Helsinki (04.09.2018 - Heikki Jokinen) A number of trade unions are demanding that the Finnish Government withdraw the planned amendment to the Employment Contracts Act. It is aimed at easing the criteria for individual dismissal in businesses employing 20 people or less.

The Board of SAK, the Central Organisation of Finnish Trade Unions concluded at its meeting on Monday 3. September that all SAK unions are prepared to take measures against the planned amendment. The unions will decide individually what their measures will be.

However, the protests are not limited only to SAK member unions. Some unions from the other two Finnish trade union confederations, STTK and Akava, have already announced they are ready to act, too.

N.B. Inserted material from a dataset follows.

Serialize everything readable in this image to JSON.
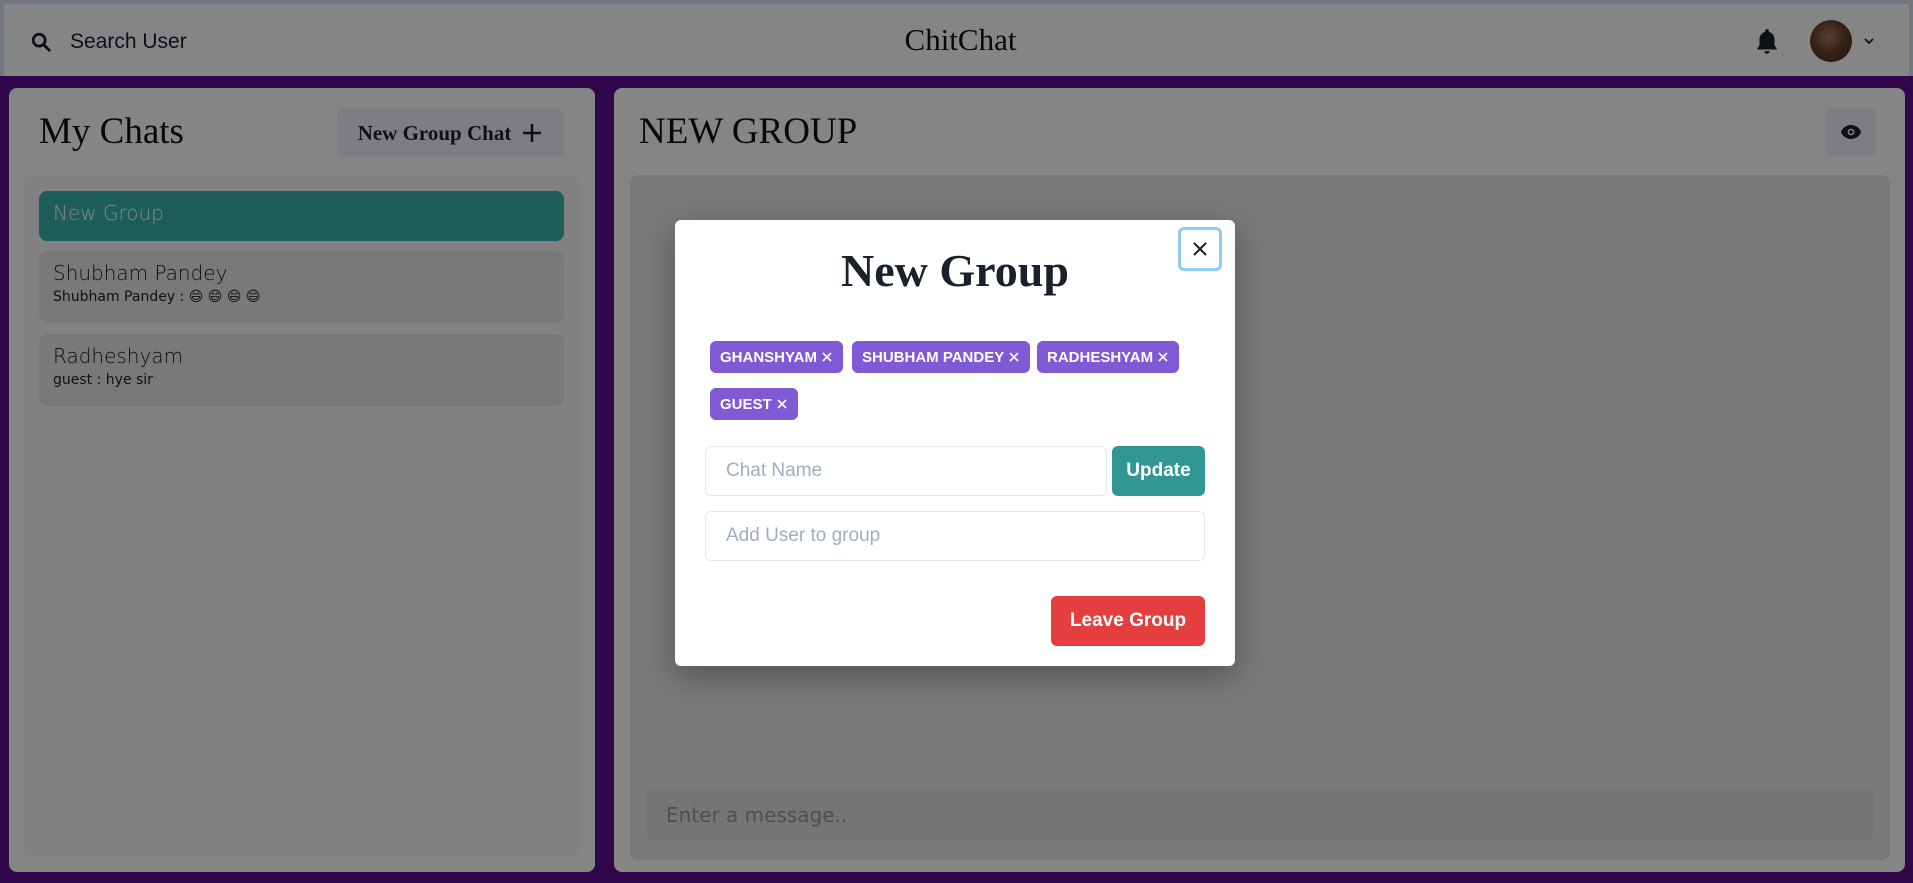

The Executive Committee of the Finnish Confederation of Professionals STTK met also on Monday 3. September. The STTK President Antti Palola said that the Confederation opposes the amendment but that its member unions will decide individually whether they begin measures.

So far the unions committed to resist the changes have not defined what these measures would be, but it could mean industrial action such as a ban on overtime and shift swap or limited and targeted strikes.

The Industrial Union decided on "extensive measures" against the weakening of employment security. The Union Board was unanimous that right now there is no other alternative but to bring pressure to bear when faced with the Finnish Government plans.

The Board of Tehy, the Union of Health and Social Care Professionals in Finland gave authorisation to President Millariikka Rytkönen to announce an overtime and shift swap ban or other forms of industrial action, if needed.

"We require that all employees are treated equally regardless of the size of the company", Rytkönen says.

Question of advocacy, not politics

"The Government has already extended the duration of employees’ trial period, reduced the companies’ re-employment obligation of former employees and increased fixed-time employment possibilities for the long-term unemployed. The weakening of protection against dismissal places the employees in companies of different sizes in an unequal situation and there is no evidence that this weakening will have an effect on reducing unemployment", lists Ann Selin, President of the Service Union United PAM.

The effect on employment could in fact be negative, says Päivi Niemi-Laine, President of the JHL, the Trade Union for the Public and Welfare Sectors. "The legislation would set an artificial limit after which employers do not think it is worth employing new people as the protection against dismissal is improving."

Both PAM and JHL say they are ready to take action in order to stop the new legislation.

Trade Union Pro also announced it is ready to act. The details will be decided soon by the Union Central Strike Committee.

"For Pro this is a question of advocacy, not politics", says Jorma Malinen, the President of  Trade Union Pro. "The Government proposal would effect a major part of our members so it is natural we will do all we can."

OAJ, the Trade Union of Education has also decided on measures against the proposed legislation to weaken employment security.

Olli Luukkainen, President of OAJ stress that the amended legislation would be a major change that would effect a big number of companies in the private sector and hundreds of employees in the educational sector.

"Dismissal has not been too difficult in Finland so far", he says and adds that whether an employer likes someones face or not can not be grounds for dismissal. "The Government proposal would now make that possible."

The issue has obviously become a matter of face saving principle for the Government. PM Sipilä says they will go ahead with the legislation despite widespread skepticism about the positive impact the amendment will have and the broad public opposition to it.